QBE to undertake a thorough review of renewal business
The purchase of Brit’s UK regional renewal rights will give QBE a 5% market share of UK regional business, according to QBE’s property, casualty and motor chief underwriting officer Ash Bathia.
Speaking to Insurance Times following the announcement of the deal, Bathia said that QBE had built its UK regional book to around £350m of gross written premium, and Brit’s was roughly £300m. Taking into account non-renewals and overlaps, this would give a total of close to £600m.
Based on Bathia’s estimate that total UK regional premiums are between £10bn and £11bn, QBE will have a 5% market share when the deal completes next week.
“That gives us real scale – not only scale today but also a strong platform to build that business in the future,” Bathia said.

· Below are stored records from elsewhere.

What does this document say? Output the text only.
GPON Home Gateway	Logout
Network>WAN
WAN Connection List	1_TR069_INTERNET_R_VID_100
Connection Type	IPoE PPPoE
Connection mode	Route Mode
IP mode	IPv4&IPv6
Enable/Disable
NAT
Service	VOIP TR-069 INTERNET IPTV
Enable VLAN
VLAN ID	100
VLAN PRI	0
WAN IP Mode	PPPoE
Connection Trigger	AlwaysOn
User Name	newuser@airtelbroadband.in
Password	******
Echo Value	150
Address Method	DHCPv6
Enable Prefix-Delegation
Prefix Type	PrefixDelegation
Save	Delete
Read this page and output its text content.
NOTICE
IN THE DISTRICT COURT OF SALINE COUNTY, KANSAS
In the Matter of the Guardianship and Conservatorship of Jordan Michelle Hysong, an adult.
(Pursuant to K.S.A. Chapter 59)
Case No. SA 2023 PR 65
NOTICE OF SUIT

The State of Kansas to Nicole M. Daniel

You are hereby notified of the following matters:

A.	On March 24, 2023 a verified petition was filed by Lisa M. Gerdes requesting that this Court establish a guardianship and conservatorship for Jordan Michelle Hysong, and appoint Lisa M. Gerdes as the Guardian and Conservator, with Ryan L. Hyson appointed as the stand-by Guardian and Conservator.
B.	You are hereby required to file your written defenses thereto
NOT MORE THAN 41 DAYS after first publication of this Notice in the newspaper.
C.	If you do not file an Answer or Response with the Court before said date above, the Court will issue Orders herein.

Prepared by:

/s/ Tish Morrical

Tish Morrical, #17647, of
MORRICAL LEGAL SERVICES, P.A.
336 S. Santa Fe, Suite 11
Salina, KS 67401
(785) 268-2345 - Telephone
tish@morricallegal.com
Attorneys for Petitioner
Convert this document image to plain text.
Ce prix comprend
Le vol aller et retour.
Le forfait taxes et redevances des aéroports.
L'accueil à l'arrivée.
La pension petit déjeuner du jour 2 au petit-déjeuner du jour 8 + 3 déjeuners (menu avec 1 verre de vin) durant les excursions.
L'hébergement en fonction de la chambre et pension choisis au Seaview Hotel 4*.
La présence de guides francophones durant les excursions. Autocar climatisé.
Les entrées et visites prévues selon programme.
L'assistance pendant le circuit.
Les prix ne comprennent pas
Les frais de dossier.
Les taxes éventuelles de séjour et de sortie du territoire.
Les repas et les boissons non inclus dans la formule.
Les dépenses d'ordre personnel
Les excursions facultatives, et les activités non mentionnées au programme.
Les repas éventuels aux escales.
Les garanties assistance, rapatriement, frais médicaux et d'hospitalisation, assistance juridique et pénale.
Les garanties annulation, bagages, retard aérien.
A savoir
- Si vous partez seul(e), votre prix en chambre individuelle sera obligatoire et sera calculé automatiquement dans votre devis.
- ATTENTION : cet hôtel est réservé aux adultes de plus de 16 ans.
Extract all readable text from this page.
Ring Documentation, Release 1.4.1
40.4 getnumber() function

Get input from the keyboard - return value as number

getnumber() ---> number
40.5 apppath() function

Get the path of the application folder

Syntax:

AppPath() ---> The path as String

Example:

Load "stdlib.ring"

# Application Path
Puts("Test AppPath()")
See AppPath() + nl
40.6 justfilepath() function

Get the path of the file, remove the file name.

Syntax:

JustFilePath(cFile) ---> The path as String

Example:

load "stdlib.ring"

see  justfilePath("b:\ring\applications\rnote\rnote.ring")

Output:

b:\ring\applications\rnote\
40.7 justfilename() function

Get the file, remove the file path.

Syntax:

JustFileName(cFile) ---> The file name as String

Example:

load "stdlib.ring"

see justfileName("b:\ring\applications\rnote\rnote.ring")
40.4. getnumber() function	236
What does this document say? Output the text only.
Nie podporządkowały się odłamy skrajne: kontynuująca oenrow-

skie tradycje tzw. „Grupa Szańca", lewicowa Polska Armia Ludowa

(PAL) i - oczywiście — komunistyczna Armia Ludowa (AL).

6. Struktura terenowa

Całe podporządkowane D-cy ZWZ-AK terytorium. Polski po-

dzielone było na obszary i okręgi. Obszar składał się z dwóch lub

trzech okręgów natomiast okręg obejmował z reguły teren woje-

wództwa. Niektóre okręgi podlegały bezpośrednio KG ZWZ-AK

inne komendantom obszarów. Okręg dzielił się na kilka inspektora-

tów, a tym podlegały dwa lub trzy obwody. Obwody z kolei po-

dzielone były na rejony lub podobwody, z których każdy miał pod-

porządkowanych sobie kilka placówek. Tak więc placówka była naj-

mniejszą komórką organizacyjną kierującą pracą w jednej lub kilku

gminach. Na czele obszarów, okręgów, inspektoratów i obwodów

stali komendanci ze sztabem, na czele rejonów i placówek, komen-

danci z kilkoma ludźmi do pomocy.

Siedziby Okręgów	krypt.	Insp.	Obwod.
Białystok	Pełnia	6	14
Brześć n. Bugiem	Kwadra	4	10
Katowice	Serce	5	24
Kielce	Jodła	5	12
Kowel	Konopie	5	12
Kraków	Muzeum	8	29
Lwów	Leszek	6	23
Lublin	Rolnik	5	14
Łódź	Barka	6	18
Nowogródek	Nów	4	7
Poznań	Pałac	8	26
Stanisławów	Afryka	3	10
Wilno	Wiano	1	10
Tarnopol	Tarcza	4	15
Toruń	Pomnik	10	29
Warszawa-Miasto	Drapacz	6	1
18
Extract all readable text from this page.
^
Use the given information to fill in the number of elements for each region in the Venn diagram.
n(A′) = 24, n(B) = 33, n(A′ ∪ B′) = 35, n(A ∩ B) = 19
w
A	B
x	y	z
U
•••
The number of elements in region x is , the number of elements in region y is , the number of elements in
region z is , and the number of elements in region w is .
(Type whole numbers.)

Bathia also praised the lack of overlap between the two businesses, pointing out that QBE’s reqional business is heavily weighted towards liability, while Brit’s is more property focused. Brit’s book also contains around £100m of small-end SME business. “We have very little in that space,” Bathia said.
Nevertheless, the £600m combined premium figure suggests some overlap, and Bathia confirmed that QBE will be selective about the business it renews from the Brit transaction.
“The challenge is alway to make sure the business fits our profitability criteria,” he said. “From what we have seen to date there is nothing in there which worries me from that point of view. But we will go through a meticulous process of looking through the business as and when it comes up for renewal and make sure we apply our normal underwriting criteria.”